她一度回國休息。可年假結束后,她還是回到了迪拜。這里生活成本不低,工作節奏很快,展廳也遇到了車源緊張和客戶減少的問題,但她仍然覺得,這里的工作環境“趕,但不是無意義的卷”,大家是真想把事情做好。她喜歡這種自由感,也覺得這門生意有十分廣闊的空間。
電廠與多名在中東當地經營中國汽車生意的華人展開深入交流,他們中有佳佳這樣初出茅廬闖中東的新人;有最早一批在中東做電子產品,后面轉做汽車生意的“老迪拜”;也有不惜一兩千萬元試錯成本,踩過坑,堅持在當地做中國汽車售后的投資者;還有擅長在沙特從0到1落地新品牌的汽車配件供應商……
在他們的視角中,在迪拜以及中東絕大多數地區,甚至包括伊朗、伊拉克,人們的生活狀況并不像新聞報道中那樣沉重,相反“松弛”是他們常提到的形容詞。
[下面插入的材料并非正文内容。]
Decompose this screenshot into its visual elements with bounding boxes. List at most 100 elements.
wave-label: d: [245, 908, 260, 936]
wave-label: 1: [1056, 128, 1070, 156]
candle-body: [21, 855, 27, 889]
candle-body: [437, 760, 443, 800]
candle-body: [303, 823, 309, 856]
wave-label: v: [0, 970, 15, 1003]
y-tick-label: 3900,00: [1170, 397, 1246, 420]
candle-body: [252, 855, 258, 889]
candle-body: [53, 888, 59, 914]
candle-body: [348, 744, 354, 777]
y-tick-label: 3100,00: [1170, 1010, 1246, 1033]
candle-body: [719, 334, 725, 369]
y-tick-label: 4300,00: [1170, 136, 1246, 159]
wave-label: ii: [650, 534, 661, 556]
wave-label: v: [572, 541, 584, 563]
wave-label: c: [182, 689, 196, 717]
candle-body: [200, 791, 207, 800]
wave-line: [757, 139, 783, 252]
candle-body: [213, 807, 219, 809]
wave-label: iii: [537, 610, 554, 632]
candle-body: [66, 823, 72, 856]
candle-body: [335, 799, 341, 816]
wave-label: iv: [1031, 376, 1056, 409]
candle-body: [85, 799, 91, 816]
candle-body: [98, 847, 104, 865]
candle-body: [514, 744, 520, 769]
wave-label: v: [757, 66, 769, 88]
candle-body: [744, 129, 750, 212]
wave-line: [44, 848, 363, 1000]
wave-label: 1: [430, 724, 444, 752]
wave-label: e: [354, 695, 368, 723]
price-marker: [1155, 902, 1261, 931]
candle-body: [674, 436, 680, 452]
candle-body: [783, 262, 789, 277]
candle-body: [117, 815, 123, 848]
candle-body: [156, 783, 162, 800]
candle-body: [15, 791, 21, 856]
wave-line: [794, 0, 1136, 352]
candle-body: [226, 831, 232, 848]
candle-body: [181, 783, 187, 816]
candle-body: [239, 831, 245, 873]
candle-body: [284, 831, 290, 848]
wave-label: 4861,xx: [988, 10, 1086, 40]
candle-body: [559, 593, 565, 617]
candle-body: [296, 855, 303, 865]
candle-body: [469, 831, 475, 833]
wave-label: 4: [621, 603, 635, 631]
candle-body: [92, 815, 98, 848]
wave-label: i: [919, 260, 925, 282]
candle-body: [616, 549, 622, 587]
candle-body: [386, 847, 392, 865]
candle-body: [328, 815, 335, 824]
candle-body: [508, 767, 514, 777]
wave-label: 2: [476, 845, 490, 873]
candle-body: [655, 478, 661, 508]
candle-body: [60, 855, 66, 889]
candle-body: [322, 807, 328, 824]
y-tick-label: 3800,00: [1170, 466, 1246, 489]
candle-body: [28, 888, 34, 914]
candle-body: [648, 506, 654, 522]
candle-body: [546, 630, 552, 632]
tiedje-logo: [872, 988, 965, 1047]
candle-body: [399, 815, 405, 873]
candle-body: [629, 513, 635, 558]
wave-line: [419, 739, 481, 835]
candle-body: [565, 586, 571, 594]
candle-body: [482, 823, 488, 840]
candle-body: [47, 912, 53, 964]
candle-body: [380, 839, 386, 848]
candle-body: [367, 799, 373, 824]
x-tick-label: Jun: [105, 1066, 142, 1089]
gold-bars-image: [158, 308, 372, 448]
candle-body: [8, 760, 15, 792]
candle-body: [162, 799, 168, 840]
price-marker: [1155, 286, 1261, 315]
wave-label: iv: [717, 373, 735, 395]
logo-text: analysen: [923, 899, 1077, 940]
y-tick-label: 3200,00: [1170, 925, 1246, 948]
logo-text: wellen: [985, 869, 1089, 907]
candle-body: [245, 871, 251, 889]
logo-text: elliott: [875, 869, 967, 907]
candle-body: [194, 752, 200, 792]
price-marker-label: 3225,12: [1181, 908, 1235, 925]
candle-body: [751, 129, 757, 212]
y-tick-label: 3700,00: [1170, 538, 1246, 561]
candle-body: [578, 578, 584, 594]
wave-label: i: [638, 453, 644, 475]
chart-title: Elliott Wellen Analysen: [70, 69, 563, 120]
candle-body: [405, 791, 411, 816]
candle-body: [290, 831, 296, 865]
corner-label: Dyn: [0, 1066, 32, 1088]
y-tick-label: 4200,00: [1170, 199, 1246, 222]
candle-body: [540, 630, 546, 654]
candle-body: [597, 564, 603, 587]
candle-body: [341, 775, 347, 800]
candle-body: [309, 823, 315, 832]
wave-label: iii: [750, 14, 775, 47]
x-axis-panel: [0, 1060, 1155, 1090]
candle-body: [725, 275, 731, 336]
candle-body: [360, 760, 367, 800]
戰火也沒有讓中國汽車的生意停擺,反而帶來了良性的改變。
盡管地緣沖突真實影響了航班、海峽、港口和運費,也影響了訂單、庫存、客戶錢包和個人去留,但它也把這門生意真正的門檻凸顯出來,甚至讓中國汽車在中東的商業模式變得更“純粹”。
適應當地差異,是中國車商的第一課
佳佳第一次意識到中國車在迪拜受歡迎,是在入職一個多月后。
那時展廳已經逐漸走上正軌,一個在迪拜生活的巴基斯坦客戶進來看車,將展廳里的車挨個看了一遍。佳佳至今記得他的表情,“眉飛色舞”,覺得中國車有冰箱、有彩電,價格還便宜。盡管那個客戶最后沒有買車,但他的反應讓她印象深刻。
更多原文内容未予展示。